For thousands of years men and women have been united in marriage globally; but now, the issue of same-sex marriages has arisen. This is an issue that has divided politicians, governments and even everyday citizens. Many countries are now ‘switching the green light’ and legalising same-sex marriages. Australia however, still remains with its ‘red light flashing’, and disapproves the idea of same-sex marriages. I believe that legalising same-sex marriages will ultimately lead to the destruction of families, higher than ever marital issues and create a rift in beliefs.
A recent poll has shown that approximately two thirds of Australians support gay marriage. But do they really know the associated consequences? And why is it so important for homosexual and lesbian couples to hold up their newly crafted marriage certificate and say ‘we’re married’, opposed to simply stating ‘we’re a happy couple’; without a certificate? Think back, way back to when humans were created. Did God genetically create two men, or two women to reproduce? A man and a woman were surely chosen to reproduce and share love for a reason.
This tradition has been carried out for centuries, and it is the reason we are all here today. If the whole world turned gay, how would we reproduce? The world would eventually turn out like a barren wasteland, as no new offspring would be born. Legalising gay marriage may also lead to an exponential growth in same-sex couples seeking the all important marriage certificate. It may even lead to a point in time where straight people are persuaded into joining the ‘gay army’. The next issue that will arise is the difficulties associated with children adopted into same-sex families.
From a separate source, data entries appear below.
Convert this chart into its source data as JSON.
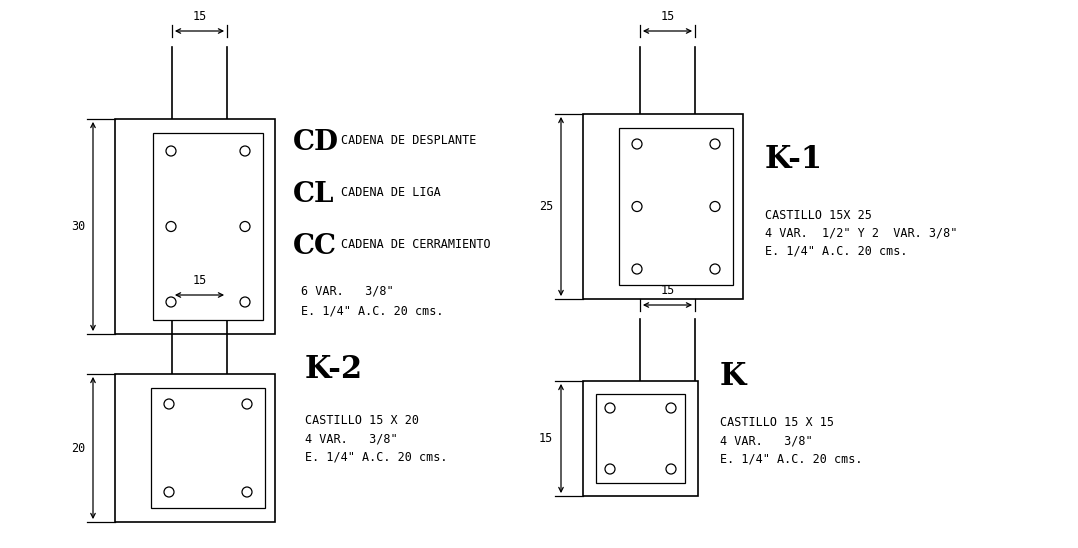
{
  "bg_color": "#ffffff",
  "line_color": "#000000",
  "sections": {
    "CDCLCC": {
      "label": [
        "CD",
        "CL",
        "CC"
      ],
      "desc": [
        "CADENA DE DESPLANTE",
        "CADENA DE LIGA",
        "CADENA DE CERRAMIENTO"
      ],
      "spec": [
        "6 VAR.   3/8\"",
        "E. 1/4\" A.C. 20 cms."
      ],
      "dim_w": "15",
      "dim_h": "30",
      "n_rebars_mid": true,
      "rebars": 6
    },
    "K1": {
      "title": "K-1",
      "spec": [
        "CASTILLO 15X 25",
        "4 VAR.  1/2\" Y 2  VAR. 3/8\"",
        "E. 1/4\" A.C. 20 cms."
      ],
      "dim_w": "15",
      "dim_h": "25",
      "rebars": 6
    },
    "K2": {
      "title": "K-2",
      "spec": [
        "CASTILLO 15 X 20",
        "4 VAR.   3/8\"",
        "E. 1/4\" A.C. 20 cms."
      ],
      "dim_w": "15",
      "dim_h": "20",
      "rebars": 4
    },
    "K": {
      "title": "K",
      "spec": [
        "CASTILLO 15 X 15",
        "4 VAR.   3/8\"",
        "E. 1/4\" A.C. 20 cms."
      ],
      "dim_w": "15",
      "dim_h": "15",
      "rebars": 4
    }
  }
}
Being different and being the minority will obviously cause a lack in self-confidence, which is linked to bullying. And at some point in the child’s life they are going to ask the question: “where’s mummy? ” or “where’s daddy? ”. Who will take on these crucial parental roles for the child? And are they really ‘fit for the job’? This is where we come back to the ‘traditional’ family; with a mother and a father. For instance: A newly married gay couple consists of say, John and Adam. Now they have both agreed that they wish to adopt a child. Who will become the ‘mother’?
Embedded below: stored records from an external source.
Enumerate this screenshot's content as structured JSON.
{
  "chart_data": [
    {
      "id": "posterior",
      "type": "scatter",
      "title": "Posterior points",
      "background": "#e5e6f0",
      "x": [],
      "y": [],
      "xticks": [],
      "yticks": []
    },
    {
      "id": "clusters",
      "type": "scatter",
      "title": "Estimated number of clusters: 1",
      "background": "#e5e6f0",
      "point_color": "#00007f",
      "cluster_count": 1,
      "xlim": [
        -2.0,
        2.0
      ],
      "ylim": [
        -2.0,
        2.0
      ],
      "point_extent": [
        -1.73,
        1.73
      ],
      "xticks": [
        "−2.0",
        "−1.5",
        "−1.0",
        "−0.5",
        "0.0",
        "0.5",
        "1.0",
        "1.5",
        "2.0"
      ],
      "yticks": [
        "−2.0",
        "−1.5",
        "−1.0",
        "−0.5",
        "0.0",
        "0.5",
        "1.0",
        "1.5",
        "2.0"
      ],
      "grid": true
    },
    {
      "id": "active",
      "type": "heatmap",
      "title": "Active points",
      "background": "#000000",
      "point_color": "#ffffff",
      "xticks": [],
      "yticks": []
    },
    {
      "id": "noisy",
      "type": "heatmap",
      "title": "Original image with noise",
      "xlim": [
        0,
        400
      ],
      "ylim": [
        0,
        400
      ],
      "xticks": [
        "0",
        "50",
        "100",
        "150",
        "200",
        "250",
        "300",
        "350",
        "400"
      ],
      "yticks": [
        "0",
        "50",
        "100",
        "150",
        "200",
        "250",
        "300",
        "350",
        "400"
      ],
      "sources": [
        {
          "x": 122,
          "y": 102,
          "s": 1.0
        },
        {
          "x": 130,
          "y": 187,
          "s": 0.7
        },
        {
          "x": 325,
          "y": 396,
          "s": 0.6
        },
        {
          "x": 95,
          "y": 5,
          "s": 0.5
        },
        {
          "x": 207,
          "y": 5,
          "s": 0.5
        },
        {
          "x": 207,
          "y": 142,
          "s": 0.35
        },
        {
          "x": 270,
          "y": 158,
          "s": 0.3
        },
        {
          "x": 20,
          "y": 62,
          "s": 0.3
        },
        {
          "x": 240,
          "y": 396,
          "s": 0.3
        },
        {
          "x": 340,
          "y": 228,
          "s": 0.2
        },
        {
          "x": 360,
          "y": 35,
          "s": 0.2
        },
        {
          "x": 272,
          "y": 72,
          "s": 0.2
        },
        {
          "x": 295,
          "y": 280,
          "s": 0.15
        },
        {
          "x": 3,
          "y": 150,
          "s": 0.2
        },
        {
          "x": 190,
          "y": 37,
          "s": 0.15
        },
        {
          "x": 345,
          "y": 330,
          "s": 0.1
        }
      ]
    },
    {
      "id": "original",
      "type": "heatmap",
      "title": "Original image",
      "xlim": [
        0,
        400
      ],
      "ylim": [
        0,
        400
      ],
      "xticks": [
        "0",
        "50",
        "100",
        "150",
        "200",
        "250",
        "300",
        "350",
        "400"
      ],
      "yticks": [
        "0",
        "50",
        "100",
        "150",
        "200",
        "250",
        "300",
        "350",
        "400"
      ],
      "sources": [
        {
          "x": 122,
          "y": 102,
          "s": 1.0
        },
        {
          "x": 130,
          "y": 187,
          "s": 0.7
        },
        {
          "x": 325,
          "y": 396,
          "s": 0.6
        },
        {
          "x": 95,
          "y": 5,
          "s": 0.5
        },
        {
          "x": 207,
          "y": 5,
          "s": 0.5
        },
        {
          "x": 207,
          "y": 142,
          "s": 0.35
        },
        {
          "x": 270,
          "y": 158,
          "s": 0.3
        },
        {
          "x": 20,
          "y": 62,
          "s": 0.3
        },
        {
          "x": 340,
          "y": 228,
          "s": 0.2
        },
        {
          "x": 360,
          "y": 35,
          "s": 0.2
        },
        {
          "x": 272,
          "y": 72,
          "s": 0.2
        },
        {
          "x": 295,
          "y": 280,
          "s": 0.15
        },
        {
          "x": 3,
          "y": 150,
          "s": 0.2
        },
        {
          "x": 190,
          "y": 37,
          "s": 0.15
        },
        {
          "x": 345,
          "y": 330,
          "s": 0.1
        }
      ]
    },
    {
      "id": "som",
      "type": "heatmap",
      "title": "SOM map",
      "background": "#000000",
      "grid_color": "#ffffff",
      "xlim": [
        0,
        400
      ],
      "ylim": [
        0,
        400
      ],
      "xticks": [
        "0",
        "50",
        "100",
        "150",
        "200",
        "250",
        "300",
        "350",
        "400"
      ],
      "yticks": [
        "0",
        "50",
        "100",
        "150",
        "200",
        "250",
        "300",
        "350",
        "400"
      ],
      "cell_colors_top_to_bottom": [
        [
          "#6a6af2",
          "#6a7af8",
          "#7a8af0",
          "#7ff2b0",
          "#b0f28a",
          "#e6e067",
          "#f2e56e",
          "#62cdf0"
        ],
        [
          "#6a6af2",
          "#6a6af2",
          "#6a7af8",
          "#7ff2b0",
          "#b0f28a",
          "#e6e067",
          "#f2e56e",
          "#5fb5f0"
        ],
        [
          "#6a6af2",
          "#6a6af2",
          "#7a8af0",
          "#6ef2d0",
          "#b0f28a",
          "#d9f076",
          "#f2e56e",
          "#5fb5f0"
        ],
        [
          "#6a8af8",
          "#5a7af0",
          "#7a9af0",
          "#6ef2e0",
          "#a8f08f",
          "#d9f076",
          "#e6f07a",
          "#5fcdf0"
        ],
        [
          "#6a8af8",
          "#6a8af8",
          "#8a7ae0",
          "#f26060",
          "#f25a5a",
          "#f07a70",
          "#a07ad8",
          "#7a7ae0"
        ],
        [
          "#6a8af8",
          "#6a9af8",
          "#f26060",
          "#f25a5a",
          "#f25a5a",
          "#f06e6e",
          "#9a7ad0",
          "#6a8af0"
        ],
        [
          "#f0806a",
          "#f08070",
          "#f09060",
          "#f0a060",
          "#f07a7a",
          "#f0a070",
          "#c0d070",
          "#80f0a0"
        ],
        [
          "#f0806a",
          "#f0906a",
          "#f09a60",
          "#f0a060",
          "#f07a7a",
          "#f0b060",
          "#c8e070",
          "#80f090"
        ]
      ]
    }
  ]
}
And do they really have any maternal skills that only women possess? Conflict can cause a rift within the family as the couple debate over who will become the father. Further conflict may lead to a break down in the family unit and constant arguments. In Australia, approximately 50,240 divorces occur annually. Now, with the proposed introduction of same-sex marriages we will expect to see these figures skyrocket. Approving same-sex marriages will bring ‘joy’ to some couples, but ‘death’ to others. Some couples may find more than a small commitment to be challenging and it may inflict heavily on their lifestyle.
They may also get to know their ‘real’ partner and dislike their ‘true colours’. The combination of divorcing gay and straight couples will lead to ‘empty-heartedness’ globally. People will begin to suffer more mental illness as a result; such as depression, and or anxiety. The next issue is the potential abuse of the proposed law. Polygamy will eventuate with the introduction of same-sex marriages. Unions of gays may ‘blend’ and develop feelings for one another, this will lead to them possibly having multiple partners of the same-sex.
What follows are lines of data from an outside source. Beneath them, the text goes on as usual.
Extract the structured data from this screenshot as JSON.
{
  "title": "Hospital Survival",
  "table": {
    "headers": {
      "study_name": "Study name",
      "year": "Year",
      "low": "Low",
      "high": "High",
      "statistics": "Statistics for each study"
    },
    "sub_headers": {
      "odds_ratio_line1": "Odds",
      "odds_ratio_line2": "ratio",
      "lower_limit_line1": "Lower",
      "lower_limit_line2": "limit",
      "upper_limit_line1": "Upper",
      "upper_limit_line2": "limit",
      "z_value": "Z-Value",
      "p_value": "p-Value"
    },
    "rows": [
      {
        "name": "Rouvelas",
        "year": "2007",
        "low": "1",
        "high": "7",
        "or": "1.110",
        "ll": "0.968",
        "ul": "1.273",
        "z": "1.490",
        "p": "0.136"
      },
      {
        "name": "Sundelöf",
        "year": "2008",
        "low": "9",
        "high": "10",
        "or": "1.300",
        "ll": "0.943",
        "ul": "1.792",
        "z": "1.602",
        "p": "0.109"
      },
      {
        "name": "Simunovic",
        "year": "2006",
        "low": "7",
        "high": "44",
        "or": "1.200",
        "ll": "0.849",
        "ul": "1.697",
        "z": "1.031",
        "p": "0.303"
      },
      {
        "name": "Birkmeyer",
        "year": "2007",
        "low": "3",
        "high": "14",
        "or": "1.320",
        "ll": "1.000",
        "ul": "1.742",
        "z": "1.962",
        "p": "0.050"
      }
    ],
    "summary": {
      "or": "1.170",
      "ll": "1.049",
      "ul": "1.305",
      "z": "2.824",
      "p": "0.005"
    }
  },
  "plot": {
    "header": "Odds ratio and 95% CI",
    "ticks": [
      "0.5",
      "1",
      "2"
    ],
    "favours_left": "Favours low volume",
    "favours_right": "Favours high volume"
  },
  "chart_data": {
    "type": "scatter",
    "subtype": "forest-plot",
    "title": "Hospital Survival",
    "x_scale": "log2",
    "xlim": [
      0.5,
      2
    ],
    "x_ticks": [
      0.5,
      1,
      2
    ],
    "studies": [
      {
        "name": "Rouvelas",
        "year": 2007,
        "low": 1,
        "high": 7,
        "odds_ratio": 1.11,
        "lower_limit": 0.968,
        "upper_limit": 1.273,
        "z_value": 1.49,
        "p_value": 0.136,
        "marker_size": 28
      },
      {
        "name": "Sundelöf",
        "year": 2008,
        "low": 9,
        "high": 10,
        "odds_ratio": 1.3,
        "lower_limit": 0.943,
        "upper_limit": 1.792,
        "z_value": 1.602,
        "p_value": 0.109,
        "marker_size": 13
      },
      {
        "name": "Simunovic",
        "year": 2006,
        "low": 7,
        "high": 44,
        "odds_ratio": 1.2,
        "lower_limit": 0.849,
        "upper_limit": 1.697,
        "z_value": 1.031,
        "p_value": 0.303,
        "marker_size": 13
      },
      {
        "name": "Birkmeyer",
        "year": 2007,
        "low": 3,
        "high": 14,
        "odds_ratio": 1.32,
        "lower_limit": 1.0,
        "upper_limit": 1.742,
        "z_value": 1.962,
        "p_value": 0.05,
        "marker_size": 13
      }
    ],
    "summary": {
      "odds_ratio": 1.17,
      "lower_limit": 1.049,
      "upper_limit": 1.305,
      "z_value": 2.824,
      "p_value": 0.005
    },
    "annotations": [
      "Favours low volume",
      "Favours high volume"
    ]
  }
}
The mixture of divorces and polygamy will send the world into confusion, clouding our minds like a grey afternoon. Finally, where do we draw the line? Centuries ago you would have been laughed at if you said two men would marry each other. So where does it stop? In one hundred years time will gay marriage be ‘the norm’? Does same-sex marriage contradict religion and beliefs? Some religions, mainly catholic, disapprove of the union of gays all together! So what comes first? Your religion and beliefs; or your marriage? This tough decision is one that will impact your lifestyle significantly.
Legalising gay marriage will ultimately lead to the sanctifying of ‘false’ marriages. Your own specific culture can impact on your decision to marry your gay partner too. Several Middle Eastern and African countries are ‘homophobic’ in a sense; they believe that homosexuality deserves a punishment. If you are seen to be in an intermit relationship with a partner of the same-sex, you may face a fine, life in jail, or even in severe cases; death. To summarise; same-sex marriage clearly has more disadvantages than advantages.
The development of a ‘traditional’ family is impossible, and the parental roles that each parent must fulfil to ensure the proper maturity of their child are too, not an easy feat. Divorce rates and polygamy will ‘soar through the roof’ at a rate never seen before and ‘drawing the line’ on marriages can easily be stretched. Finally same-sex marriages can easily contradict religion and beliefs and you may find yourself in deep trouble! It is for these obvious reasons that same-sex marriages should remain illegal and that the current law should be enforced and retained.